Shares in the global S&P/ASX 200 Index (ASX: XJO) buy now, pay later (BNPL) stock – which acquired Afterpay in January 2022 – closed on Friday trading for $109.51. At the time of writing on Monday, shares are swapping hands for $97.68 apiece.
That puts Block shares down a precipitous 10.8% today.
So, what's going on?
Why are investors bidding down the ASX BNPL share?
Block shares are tumbling again today after closing down 5.8% on Friday.
The heavy selling pressure follows the release of the ASX BNPL stock's quarterly update, which hit the wires on Friday morning Aussie time.
On the surface, the quarterly results looked reasonably solid.
Gross profit for the three-month period increased 27% year on year to US$1.9 billion
And gross payment volume was up 12% from the prior corresponding period to US$59 billion. However, this could be one metric that is pressuring Block shares, as consensus estimates had pencilled in more robust gross payment volume growth of US$59.7 billion.
And on the bottom line, Block still reported a net loss of US$123 million for the quarter.
Investors reacted even more negatively to the update in the United States markets.

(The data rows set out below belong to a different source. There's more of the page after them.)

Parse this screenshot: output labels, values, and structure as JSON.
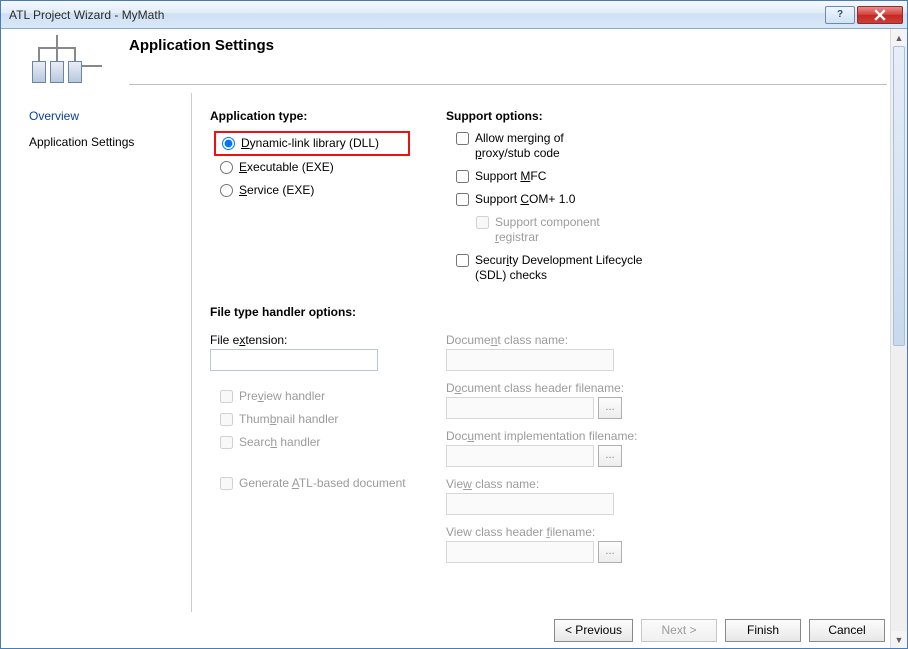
{
  "window": {
    "title": "ATL Project Wizard - MyMath"
  },
  "header": {
    "page_title": "Application Settings"
  },
  "sidebar": {
    "items": [
      {
        "label": "Overview"
      },
      {
        "label": "Application Settings"
      }
    ]
  },
  "app_type": {
    "heading": "Application type:",
    "options": {
      "dll_pre": "D",
      "dll_rest": "ynamic-link library (DLL)",
      "exe_pre": "E",
      "exe_rest": "xecutable (EXE)",
      "svc_pre": "S",
      "svc_rest": "ervice (EXE)"
    }
  },
  "support": {
    "heading": "Support options:",
    "merge_pre": "Allow merging of ",
    "merge_u": "p",
    "merge_post": "roxy/stub code",
    "mfc_pre": "Support ",
    "mfc_u": "M",
    "mfc_post": "FC",
    "com_pre": "Support ",
    "com_u": "C",
    "com_post": "OM+ 1.0",
    "compreg_pre": "Support component ",
    "compreg_u": "r",
    "compreg_post": "egistrar",
    "sdl_pre": "Secur",
    "sdl_u": "i",
    "sdl_post": "ty Development Lifecycle (SDL) checks"
  },
  "file_handler": {
    "heading": "File type handler options:",
    "ext_pre": "File e",
    "ext_u": "x",
    "ext_post": "tension:",
    "preview_pre": "Pre",
    "preview_u": "v",
    "preview_post": "iew handler",
    "thumb_pre": "Thum",
    "thumb_u": "b",
    "thumb_post": "nail handler",
    "search_pre": "Searc",
    "search_u": "h",
    "search_post": " handler",
    "gen_pre": "Generate ",
    "gen_u": "A",
    "gen_post": "TL-based document",
    "doc_class_pre": "Docume",
    "doc_class_u": "n",
    "doc_class_post": "t class name:",
    "doc_hdr_pre": "D",
    "doc_hdr_u": "o",
    "doc_hdr_post": "cument class header filename:",
    "doc_impl_pre": "Doc",
    "doc_impl_u": "u",
    "doc_impl_post": "ment implementation filename:",
    "view_class_pre": "Vie",
    "view_class_u": "w",
    "view_class_post": " class name:",
    "view_hdr_pre": "View class header ",
    "view_hdr_u": "f",
    "view_hdr_post": "ilename:"
  },
  "footer": {
    "previous": "< Previous",
    "next": "Next >",
    "finish": "Finish",
    "cancel": "Cancel"
  }
}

The BNPL company is dual-listed in Australia and the US. And Block shares crashed 13.6% on the NYSE on Friday (overnight Aussie time).
Much of the concern is also related to increasingly stressed consumers, particularly in the company's European and Australian segments.
According to Block CEO Jack Dorsey (quoted by The Australian Financial Review):
These markets have not seen the growth and profitability we had expected over the past several years. We see an opportunity to shift these resources towards strategic areas that have a higher potential return on investment.
Block has wound down Afterpay's Clearpay subsidiary in France, Italy and Spain.
As for the headwinds for Block shares coming out of Australia, Block CFO Amrita Ahuja added:
What we've seen is international markets have continued to see some of those macro related headwinds, which are more pronounced in Australia in the second quarter, albeit with overall growth from BNPL.
Still, the ASX BNPL company upgraded its earnings before interest, tax, depreciation and amortisation (EBITDA) guidance for 2023.
Block had been forecasting adjusted EBITDA of US$1.36 billion for the full year. The company increased that forecast to an adjusted EBITDA of US$1.5 billion.
How have Block shares been tracking?
With today's big intraday fall factored in, Block shares are down 23% over 12 months.
The ASX BNPL stock remains up 6% since the opening bell on 3 January.